Postlude – Pour un inconfort partagé

Après l’avoir rédigé et avant de le publier, j’ai envoyé ce texte à Elio, qui m’avait transmis le livre de Picon. Je sais que certaines lignes de mon texte sont abruptes, parfois tranchantes. Mon ami me l’a fait remarquer avec justesse : en forçant la critique, je risque de dresser un tableau trop binaire, d’opposer la parole vive à la théologie comme si elles étaient inconciliables. Peut-être. Mais je ne cherche pas à contourner la rigueur ni à fuir l’exactitude : je cherche à la déplacer, à la désinstitutionnaliser. Ce texte est traversé par une sensibilité libertaire, une méfiance constitutive envers les formes d’autorité, les titres, les cadres normatifs fussent-ils bien intentionnés. Ce que je conteste, ce n’est pas l’idée de penser Dieu par le prisme du champs théologique, mais l’idée de vouloir ramener les individualités singulières dans ce champ, dans un langage déjà balisé, au sein d’un espace délimité d’en haut. Il ne s’agit pas de nier que toute parole s’inscrit dans une culture et une langue ; je le sais, et je ne parle pas depuis un lieu vide. Mais justement : reconnaître cela, c’est aussi pouvoir dire que certains langages sont structurés pour absorber, homogénéiser, parfois même neutraliser la parole spontanée de celles et ceux qui vivent Dieu autrement.

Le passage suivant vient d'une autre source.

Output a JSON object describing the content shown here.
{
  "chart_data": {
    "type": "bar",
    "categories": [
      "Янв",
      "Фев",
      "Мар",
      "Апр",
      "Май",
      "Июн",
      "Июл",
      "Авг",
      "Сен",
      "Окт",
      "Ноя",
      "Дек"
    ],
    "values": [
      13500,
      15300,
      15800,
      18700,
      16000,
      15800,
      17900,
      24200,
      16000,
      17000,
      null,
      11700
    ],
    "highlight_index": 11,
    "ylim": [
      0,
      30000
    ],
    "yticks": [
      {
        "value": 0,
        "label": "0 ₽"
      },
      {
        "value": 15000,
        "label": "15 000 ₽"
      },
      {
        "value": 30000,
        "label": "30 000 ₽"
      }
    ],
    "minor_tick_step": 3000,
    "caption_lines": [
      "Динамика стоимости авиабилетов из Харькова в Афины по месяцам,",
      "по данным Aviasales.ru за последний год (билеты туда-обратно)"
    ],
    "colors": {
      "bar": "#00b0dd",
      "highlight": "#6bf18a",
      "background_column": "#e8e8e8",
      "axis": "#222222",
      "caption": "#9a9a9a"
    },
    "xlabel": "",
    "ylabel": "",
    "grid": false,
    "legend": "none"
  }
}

Elio me rappelle aussi que la proposition « tous théologiens » peut être reçue comme un geste hospitalier, un appel à élargir la table du dialogue. Je n’ignore pas cette portée, et je l’accueille. Mais je persiste à croire que ce geste reste ambivalent, tant qu’il ne s’accompagne pas d’un véritable dessaisissement. Car tant qu’on nomme “théologie populaire” ce qui émerge des marges, c’est encore depuis le centre qu’on distribue les titres. Et alors même que l’intention est de démocratiser, le risque demeure : celui de capter ce qui précisément échappe.

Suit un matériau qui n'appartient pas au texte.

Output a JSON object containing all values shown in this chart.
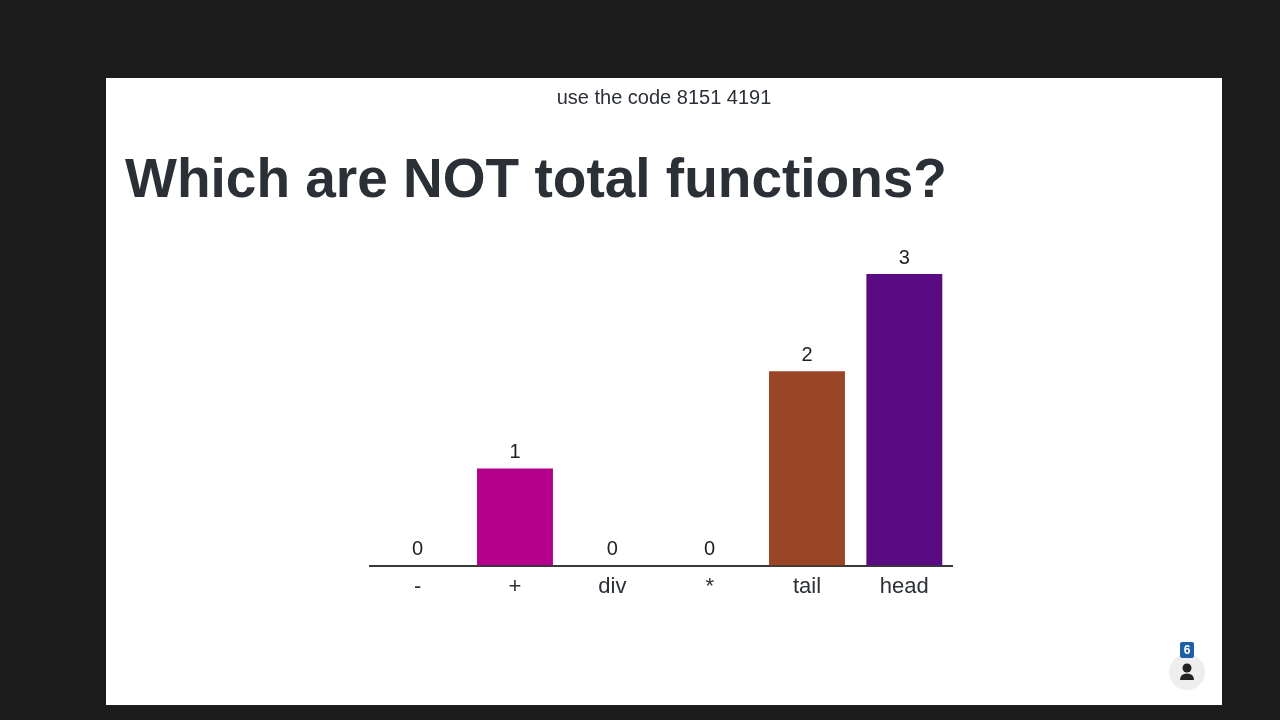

Ce que je propose n’est pas une extériorité pure, ni un refus de la théologie par principe. C’est une insistance. Une insistance sur ce qui déborde, ce qui résiste à la formalisation, ce qui se dit sans chercher à s’inscrire dans un corpus. Une parole qui ne veut pas conquérir le champ, mais exister à côté, en contrepoint, à sa manière. Il ne s’agit pas de désavouer celles et ceux qui travaillent dans le champ théologique, mais de dire que l’on peut aussi vivre ailleurs. Et que cet ailleurs n’a pas besoin d’être validé pour être légitime. Alors peut-être que ce texte n’est pas une réponse fermée, mais une provocation fraternelle. Un appel à ce que le dialogue entre les savoirs, les expériences, les langues de la foi, reste un lieu d’inconfort partagé. Là où personne ne tient le centre trop longtemps, où personne ne distribue les rôles à l’autre sans être à son tour déplacé.